While the French inventor and chemist French inventor Nicéphore Niépce created the first photograph in 1822, the exposure process took up to eight hours! As you can probably guess, this was not a good method for photographing people. Commercial photography began to take off in 1839, with the French artist and chemist Louis J.M. Daguerre's invention of the daguerreotype. That consisted of an image being exposed onto a polished silver sheet via a chemical process, and it dramatically reduced the time it took to make a print. The daguerreotype was relatively fast and efficient way to create and image compared to other methods, so it help propel photography into commercial viability. Well-off and adventurous couples embraced the idea of creating photographic memories of their big day, but back then, wedding couples didn't receive much more than a daguerreotype portrait on a small metal sheet, which was then framed.
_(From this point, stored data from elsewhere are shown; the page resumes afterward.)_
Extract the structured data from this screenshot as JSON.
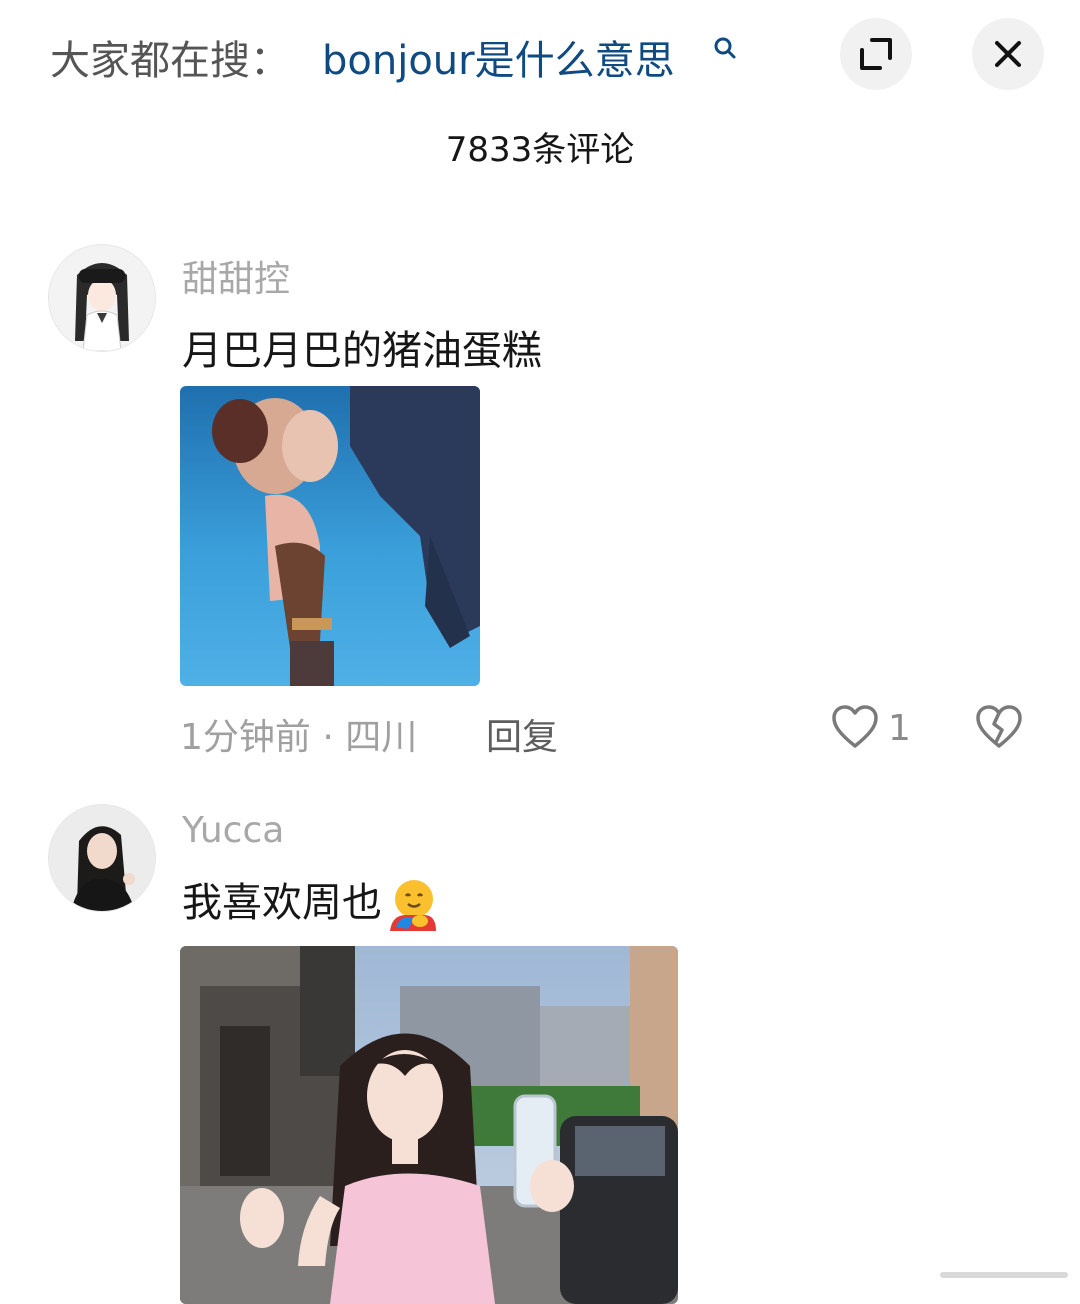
{
  "header": {
    "search_prefix": "大家都在搜：",
    "search_query": "bonjour是什么意思",
    "search_icon": "search-icon",
    "expand_icon": "expand-icon",
    "close_icon": "close-icon"
  },
  "comment_count": "7833条评论",
  "comments": [
    {
      "username": "甜甜控",
      "text": "月巴月巴的猪油蛋糕",
      "time_location": "1分钟前 · 四川",
      "reply_label": "回复",
      "like_count": "1",
      "image": "animated-character-meme"
    },
    {
      "username": "Yucca",
      "text": "我喜欢周也",
      "emoji": "hugging-face-emoji",
      "image": "woman-holding-water-bottle-photo"
    }
  ],
  "colors": {
    "link_blue": "#0f4a82",
    "meta_gray": "#a0a0a0",
    "button_bg": "#f1f1f1"
  }
}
Until the second part of the 1800s, most people didn't pose for a formal wedding photo during the wedding. Instead, they posed for a photo in their best clothes before or after a wedding. Remember, Queen Victoria was the woman who introduced the idea of the white wedding dress in 1840 and it took a while to catch on. In the 1860s, more couples started posing in their wedding clothes or sometimes hired a photographer to come to the wedding venue. Due to the nature of the bulky equipment and lighting issues, wedding photography was largely a studio practice for most of the late 19th century. In the 1880s, a New Yorker named George Eastman streamlined the process so that photographers could work on location without carrying tons of plates and chemicals, so on-location, studio-type style images began to characterize wedding photography.

Wedding albums started becoming more commonplace towards the 1880s, and the photographer would sometimes include the wedding party in the photographs. Often the wedding gifts would be laid out and recorded in the photographs as well.